Yüzümüzün Akıyla Hesabı Verebilmek
Anadolu da adamın birinin yüz baş koyunu varmış
Bir çobana, bakıp beslemesi şartıyla ortak vermiş…Aradan bir yıl geçmiş…
Çoban, başka köyde oturan ortağını, elinde bir posteki ve bir bakraç yoğurtla ziyarete gitmiş…
Çoban ile ortakçısı arasında şöyle bir konuşma geçmiş :
Efendim maruzatım vardır…
Buyur…
Buyuran kölen Ağam..
Bizim koyunlar nasıl… ?
Onu arz edecektim…
Arz et bakalım….
Ağam, yer yarıldı gök çatladı, yetmiş ikisinin ödü birden patladı….
Önden gitti baş toklu, arkasından beş toklu…

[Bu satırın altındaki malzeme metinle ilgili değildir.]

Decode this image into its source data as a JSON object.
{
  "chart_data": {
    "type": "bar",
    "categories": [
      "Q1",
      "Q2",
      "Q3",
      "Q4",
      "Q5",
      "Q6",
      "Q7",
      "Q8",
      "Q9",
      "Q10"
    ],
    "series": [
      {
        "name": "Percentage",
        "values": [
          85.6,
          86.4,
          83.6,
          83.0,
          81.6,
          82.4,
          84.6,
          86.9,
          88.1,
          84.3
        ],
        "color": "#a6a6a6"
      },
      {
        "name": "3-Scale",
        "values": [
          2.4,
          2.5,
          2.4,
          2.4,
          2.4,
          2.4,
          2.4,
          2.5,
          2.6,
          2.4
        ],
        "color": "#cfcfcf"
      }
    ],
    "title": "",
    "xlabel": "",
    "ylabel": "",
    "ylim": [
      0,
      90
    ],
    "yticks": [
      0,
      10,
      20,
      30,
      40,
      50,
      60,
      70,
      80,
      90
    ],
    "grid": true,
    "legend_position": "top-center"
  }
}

Onunu verdim kasaba, onunu sen katma hesaba…
Kurt kaptı birisini, son kalan birinin de ahan getirdim postekisini…
Bir ara koyunun birazını sağdıydım, gelinim bir bakraç yoğurt çalmış…
Şimdi gabadayılık bende kalsın, yarısını bile almadan, hepsini sana getirdim ağam…
Buyur afiyetle ye…
Adamın canı sıkılmış…
Yani yüz koyun gitti öyle mi…?
He ya ağam, valla öyle görünüyo….
Adam dayanamamış, çobanın elinden yoğurt bakracını kaptığı gibi, tepesinden aşağı geçirivermiş….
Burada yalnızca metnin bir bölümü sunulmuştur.